JD | February 26, 2007, 11:15pm | #

Oh, Rivera. Same guy who proposed using zoning laws to limit the number of fast food restaurants in any one neighborhood. He has basically never had a real job, having been elected at the age of something 22 while he was still a college undergrad (his father was the previous councilman, in case you're wondering how he could have gotten elected) and now he just gets paid to come up with stupid ideas. Yeah, this is a healthy democracy.

dhex | February 27, 2007, 10:03am | #

"Nobody's ever going to check whether the exact energy count at that restaurant matches the figures anyway."

ehhhhhh, you'd be surprised how fucktarded some folks are.

thoreau | February 27, 2007, 10:55am | #

In keeping with what dhex wrote, I know somebody who drove to a store to get a $0.05 refund after the price of an extension cord dropped. (They had a policy that if you buy something that goes on sale shortly after you could get a refund for the difference between the purchase and sale price.)

And no, this person wasn't doing any other errands in the neighborhood at the time. She drove there for the sole purpose of getting that nickel.

Rhywun | February 27, 2007, 11:02am | #

You had term limits before. They are otherwise called elections.

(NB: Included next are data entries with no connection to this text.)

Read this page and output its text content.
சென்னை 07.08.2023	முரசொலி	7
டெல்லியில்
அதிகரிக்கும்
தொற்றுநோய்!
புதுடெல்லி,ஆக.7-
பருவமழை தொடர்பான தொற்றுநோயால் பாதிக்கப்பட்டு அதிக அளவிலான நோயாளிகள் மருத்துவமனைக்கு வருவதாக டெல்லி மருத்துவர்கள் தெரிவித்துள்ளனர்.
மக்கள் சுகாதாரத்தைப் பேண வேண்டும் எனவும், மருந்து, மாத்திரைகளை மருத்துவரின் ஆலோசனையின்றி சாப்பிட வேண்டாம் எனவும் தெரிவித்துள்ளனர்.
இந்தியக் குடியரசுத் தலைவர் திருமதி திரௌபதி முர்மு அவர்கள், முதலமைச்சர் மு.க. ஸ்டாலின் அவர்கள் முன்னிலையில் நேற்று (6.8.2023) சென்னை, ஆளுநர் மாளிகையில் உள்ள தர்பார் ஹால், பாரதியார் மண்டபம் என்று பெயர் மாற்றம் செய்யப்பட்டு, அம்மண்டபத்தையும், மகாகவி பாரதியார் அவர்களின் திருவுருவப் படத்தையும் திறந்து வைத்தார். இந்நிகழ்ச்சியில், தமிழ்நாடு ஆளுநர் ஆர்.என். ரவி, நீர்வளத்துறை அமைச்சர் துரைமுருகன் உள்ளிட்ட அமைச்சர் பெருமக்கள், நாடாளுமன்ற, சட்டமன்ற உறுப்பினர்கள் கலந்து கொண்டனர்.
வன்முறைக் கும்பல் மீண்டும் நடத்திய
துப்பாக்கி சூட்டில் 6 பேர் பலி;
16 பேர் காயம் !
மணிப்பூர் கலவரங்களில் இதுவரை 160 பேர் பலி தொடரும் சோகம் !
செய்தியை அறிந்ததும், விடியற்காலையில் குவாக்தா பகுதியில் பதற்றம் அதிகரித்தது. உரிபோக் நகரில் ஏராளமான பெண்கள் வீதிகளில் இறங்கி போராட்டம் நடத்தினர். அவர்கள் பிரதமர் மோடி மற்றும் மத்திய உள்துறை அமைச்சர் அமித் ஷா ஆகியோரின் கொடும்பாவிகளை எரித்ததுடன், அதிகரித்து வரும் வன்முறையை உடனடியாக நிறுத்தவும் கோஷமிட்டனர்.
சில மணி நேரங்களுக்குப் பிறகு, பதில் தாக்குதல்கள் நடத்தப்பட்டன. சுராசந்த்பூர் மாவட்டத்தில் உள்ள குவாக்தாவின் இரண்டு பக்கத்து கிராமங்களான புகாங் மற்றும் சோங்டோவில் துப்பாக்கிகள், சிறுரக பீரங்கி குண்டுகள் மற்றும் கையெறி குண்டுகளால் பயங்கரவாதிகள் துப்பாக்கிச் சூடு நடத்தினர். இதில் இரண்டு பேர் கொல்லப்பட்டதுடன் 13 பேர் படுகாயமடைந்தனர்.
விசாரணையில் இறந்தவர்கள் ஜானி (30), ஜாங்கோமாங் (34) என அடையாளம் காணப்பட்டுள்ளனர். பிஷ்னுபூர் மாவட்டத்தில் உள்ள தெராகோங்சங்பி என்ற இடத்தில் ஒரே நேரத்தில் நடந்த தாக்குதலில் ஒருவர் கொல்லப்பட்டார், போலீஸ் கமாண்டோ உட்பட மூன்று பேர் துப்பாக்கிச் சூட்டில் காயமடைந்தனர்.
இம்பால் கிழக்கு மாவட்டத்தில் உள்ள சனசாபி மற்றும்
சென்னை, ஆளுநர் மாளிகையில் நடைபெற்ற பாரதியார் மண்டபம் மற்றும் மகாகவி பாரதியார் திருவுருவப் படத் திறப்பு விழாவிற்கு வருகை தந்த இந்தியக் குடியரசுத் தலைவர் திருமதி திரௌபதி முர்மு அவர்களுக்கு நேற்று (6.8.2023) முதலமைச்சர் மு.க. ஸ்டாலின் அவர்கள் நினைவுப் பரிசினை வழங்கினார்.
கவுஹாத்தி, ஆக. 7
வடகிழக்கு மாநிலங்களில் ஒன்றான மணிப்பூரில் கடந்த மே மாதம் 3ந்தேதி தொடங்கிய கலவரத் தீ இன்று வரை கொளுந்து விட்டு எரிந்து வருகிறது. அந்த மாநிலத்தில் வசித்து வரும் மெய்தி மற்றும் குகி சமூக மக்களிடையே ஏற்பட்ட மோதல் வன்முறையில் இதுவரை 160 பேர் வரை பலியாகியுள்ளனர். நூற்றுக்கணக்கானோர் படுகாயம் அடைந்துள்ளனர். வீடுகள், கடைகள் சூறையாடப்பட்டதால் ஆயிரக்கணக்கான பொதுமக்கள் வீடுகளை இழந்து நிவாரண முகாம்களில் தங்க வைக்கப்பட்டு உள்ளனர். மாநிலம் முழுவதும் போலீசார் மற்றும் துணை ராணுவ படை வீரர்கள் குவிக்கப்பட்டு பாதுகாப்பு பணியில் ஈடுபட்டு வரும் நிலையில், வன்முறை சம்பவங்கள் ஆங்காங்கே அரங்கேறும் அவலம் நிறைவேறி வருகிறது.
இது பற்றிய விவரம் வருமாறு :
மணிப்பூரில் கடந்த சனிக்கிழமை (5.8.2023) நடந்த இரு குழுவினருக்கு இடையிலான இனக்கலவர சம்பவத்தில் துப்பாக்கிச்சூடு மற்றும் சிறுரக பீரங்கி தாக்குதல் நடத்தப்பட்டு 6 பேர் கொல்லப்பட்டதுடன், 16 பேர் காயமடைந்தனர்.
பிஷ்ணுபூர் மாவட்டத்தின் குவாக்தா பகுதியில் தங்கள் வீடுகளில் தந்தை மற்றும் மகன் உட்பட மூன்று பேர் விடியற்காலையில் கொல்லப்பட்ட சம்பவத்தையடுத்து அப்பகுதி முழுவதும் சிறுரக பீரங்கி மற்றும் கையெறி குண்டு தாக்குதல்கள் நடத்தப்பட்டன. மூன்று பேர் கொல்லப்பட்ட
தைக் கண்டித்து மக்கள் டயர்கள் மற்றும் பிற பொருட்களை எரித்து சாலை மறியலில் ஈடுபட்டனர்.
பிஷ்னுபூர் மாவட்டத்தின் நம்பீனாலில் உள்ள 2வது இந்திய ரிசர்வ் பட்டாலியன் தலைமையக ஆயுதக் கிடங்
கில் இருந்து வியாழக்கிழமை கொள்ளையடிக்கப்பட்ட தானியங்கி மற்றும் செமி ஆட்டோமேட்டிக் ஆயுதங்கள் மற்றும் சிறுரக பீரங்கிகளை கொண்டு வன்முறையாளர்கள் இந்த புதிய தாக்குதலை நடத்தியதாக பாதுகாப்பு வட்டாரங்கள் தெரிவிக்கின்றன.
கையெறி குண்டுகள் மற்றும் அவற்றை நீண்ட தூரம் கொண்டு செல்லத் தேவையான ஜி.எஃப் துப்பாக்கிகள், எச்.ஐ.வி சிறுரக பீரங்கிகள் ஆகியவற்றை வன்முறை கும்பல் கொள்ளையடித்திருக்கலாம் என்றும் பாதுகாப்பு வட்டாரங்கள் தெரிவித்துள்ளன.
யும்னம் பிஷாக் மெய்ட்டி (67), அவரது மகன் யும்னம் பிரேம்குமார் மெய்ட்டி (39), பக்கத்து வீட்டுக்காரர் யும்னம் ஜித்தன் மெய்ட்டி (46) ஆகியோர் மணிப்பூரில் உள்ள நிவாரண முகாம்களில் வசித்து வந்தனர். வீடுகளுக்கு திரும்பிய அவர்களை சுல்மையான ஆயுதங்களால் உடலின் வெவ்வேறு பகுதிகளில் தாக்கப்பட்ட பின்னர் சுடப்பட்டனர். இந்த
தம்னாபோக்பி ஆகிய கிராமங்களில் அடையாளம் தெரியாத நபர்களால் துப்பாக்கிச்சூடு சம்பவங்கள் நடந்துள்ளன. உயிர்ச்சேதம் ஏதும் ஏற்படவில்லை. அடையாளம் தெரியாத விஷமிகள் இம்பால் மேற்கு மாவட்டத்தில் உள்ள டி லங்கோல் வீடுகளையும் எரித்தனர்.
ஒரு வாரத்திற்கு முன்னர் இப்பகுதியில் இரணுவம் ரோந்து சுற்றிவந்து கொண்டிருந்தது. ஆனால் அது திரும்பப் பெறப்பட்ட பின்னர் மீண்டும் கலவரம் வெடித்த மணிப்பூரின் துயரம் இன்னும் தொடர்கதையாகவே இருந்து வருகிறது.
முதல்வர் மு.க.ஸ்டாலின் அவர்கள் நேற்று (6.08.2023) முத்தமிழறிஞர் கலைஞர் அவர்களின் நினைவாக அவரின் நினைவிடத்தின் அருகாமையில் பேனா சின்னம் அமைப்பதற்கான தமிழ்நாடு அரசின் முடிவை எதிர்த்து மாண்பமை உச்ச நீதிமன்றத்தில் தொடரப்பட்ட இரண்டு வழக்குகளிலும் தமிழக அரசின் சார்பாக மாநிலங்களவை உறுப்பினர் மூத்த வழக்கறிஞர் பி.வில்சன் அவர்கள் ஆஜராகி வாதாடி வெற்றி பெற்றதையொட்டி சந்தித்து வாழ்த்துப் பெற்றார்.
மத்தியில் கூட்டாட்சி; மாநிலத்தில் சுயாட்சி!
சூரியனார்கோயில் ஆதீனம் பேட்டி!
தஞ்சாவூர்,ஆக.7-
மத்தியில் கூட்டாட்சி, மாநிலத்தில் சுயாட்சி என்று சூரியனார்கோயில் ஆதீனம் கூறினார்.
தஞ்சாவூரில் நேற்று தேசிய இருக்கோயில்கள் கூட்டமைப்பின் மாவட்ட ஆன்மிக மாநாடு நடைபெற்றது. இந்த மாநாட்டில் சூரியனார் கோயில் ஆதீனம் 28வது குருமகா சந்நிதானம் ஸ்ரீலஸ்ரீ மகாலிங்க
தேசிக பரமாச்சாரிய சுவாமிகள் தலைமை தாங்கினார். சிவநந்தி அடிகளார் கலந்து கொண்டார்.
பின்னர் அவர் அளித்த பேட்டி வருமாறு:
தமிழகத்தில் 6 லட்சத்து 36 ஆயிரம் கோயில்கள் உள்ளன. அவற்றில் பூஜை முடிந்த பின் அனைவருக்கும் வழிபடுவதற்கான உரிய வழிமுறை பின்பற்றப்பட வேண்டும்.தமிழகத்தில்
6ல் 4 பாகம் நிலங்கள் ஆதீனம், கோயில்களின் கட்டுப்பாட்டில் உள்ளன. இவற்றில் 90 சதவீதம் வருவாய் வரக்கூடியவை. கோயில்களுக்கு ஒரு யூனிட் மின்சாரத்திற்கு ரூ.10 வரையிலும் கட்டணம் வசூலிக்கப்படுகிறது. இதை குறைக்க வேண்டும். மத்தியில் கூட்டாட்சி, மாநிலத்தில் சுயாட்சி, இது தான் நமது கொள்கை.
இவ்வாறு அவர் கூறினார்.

I used to believe that. And I can still see it when it comes to city-wide races like mayor. Unfortunately, I don't have any say over the selection of the 50 numbskulls outside my district.

VM | February 27, 2007, 11:20am | #

"And I can still see it when it comes to city-wide races like mayor."

Hi Rhywun!

Check out our election here in Chicago today :)

Dr. T: indeed!

Rhywun | February 27, 2007, 12:43pm | #

Check out our election here in Chicago today :)

Fortunately, the mayor of Chicago has zero influence on my life, unlike the 50 councilmen I don't vote for who nevertheless gang together and vote as one in support of their pet activist causes.